It seems there is indeed strength in numbers. When bats hunt at night, they rely on the sounds of their fellow flutterers to find their way to a meal, a behavior scientists like to call the "bag of chips effect," a new study says.
"When you sit in a dark cinema theater and someone opens a bag of chips, everyone in the theater knows that someone is eating chips and approximately where that someone is," researcher Yossi Yovel of Tel Aviv University explained in a press release. "Bats work similarly."
When hunting alone, a bat can only detect insect prey within 10 meters (33 feet), but in a large group they can eavesdrop on other bats and hear a meal 10 times farther away - 100 meters (328 feet).
It's no secret that nocturnal bats use sonar to get around at night, so researchers fitted bats (Rhinopoma microphyllum) with tiny GPS-tracking, ultrasonic recorders to get a better sense of their directional abilities. Specifically, when they were hunting winged ant queens, insects that tend to be spread out and hard to find.
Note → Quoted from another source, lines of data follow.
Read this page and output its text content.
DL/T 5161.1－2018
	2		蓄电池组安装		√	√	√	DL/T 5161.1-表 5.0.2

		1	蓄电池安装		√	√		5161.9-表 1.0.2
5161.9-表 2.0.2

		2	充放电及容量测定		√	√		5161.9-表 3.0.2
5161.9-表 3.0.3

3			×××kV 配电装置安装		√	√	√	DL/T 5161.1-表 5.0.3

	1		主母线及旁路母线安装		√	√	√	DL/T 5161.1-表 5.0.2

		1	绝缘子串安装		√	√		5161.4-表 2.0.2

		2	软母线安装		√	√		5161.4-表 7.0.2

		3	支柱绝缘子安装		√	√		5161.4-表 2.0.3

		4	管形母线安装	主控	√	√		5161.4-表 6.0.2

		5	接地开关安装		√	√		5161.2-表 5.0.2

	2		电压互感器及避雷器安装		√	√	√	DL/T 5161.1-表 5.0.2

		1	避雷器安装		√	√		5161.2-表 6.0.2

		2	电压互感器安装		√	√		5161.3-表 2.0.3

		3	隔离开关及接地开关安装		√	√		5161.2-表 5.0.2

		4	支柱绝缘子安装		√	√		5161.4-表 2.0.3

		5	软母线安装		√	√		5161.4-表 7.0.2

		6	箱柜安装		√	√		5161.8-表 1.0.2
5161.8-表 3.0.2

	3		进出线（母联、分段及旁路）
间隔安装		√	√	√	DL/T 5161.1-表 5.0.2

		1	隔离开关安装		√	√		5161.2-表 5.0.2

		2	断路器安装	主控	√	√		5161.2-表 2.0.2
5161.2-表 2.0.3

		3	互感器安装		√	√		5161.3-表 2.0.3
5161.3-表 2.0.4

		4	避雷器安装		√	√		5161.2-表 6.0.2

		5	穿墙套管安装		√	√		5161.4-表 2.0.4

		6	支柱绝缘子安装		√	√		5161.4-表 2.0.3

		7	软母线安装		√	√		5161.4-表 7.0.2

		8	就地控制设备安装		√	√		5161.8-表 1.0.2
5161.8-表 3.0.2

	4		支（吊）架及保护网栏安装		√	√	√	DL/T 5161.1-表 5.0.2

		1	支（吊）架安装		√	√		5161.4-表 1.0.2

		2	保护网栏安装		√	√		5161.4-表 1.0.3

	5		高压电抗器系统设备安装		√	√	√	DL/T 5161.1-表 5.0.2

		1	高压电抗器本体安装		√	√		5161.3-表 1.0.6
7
"This allowed us to tap into the bats' sensory acquisition of the world by recording them," Yovel said. "I can look at their sonar recordings and infer when the bats are attacking prey or where they are interacting with another bat."
In the end, Yovel and his colleagues captured more than 1,100 interactions between tagged bats and their peers, suggesting that these flying mammals need some help when hunting. However, there is a limit to this eavesdropping strategy. It's most effective in groups of an intermediate size, whereas too large groups mean bats will only get in each other's way.
The study findings were published in the journal Current Biology.